Local 7-Eleven owner gets seven years in federal prison

aw enforcement officials outside the Cutchogue 7-Eleven during an immigration sweep in June 2013. (Credit: Cyndi Murray, file)
Law enforcement officials outside the Cutchogue 7-Eleven during an immigration sweep in June 2013. (Credit: Cyndi Murray, file)

The former owner of 7-Eleven stores in Cutchogue and Greenport will serve 87 months in a federal prison for harboring illegal aliens and stealing their wages, according to the U.S. Attorney General’s office.

U.S. District Court Judge Sandra Feuerstein sentenced Farrukh Baig, 59, of Head of the Harbor to 87 months in federal prison in a Central Islip courtroom Monday. Mr. Baig, who was indicted following a June 2013 federal raid on a series of 7-Eleven stores across Long Island and Virginia, had pleaded guilty to wire fraud and concealing and harboring illegal immigrants last September.

Federal prosecutors said Mr. Baig along with his wife, two brothers and a another co-conspirator hired dozens of illegal aliens, equipped them with 25 stolen identities from United States citizens, housed them and then stole substantial portions of his workers’ wages. They called Mr. Baig the ringleader of the scheme.

The group docked millions in pay from the immigrants’ wages and then had them pay rent to the owners of the 7-Eleven stores, prosecutors said. Employees sometimes worked more than 100 hours per week, but were paid as if they had only worked for as little as 25 hours, according to the Attorney General’s office.

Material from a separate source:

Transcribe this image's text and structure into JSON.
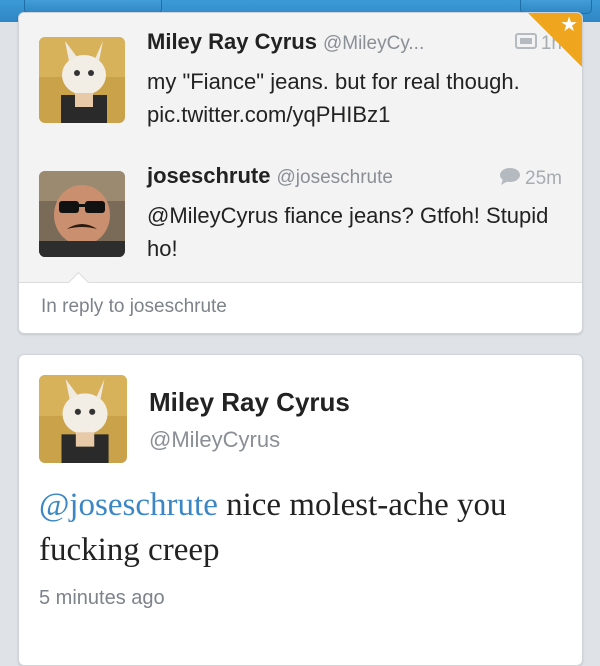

“Using the 7-Eleven brand in our neighborhoods, the defendant exploited his alien employees, stealing their wages and requiring them to live in unregulated boarding houses,” Kelly T. Currie, acting United States Attorney for the Eastern District of New York, said in a statement.  “He now faces time in prison for not only systematically employing illegal aliens, but also for concealing their employment by stealing the identities of children and even the dead.”

In addition to prison time, the court ordered Mr. Baig to forfeit his rights to the the 7-Eleven stores in New York and four 7-Eleven stores in Virginia, as well as five houses in New York worth more than $1.3 million, according to a statement.

Mr. Baig will also have to pay $2.6 million in restitution for the back wages that he stole from his workers, according to the Attorney General’s office.

His wife, Bushra Baig, 51, pleaded guilty to harboring illegal aliens in September. She was sentenced to three months in prison, but was released on time served, according to Newsday.

Mr. Baig’s brothers — Zahid Baig, 52, of Chesapeake, Va. and Shannawaz Baig, 62, of Virginia Beach, Va. — along with co-defendant Malik Yousaf, 51, of South Setauket, also pleaded guilty. They had helped to “manage and control the stores,” prosecutors said.

Mr. Yousaf face the potential of up to 20 years in prison, while Shahnawaz and Zahid Baig could each face up to 10 years imprisonment when they are sentenced, according to a previous Suffolk Times article.

Mr. Baig’s sentence marks an important milestone in the government’s ongoing investigation, which is already one of the largest criminal alien employment investigations ever conducted by the Department of Justice and the Department of Homeland Security, prosecutors said.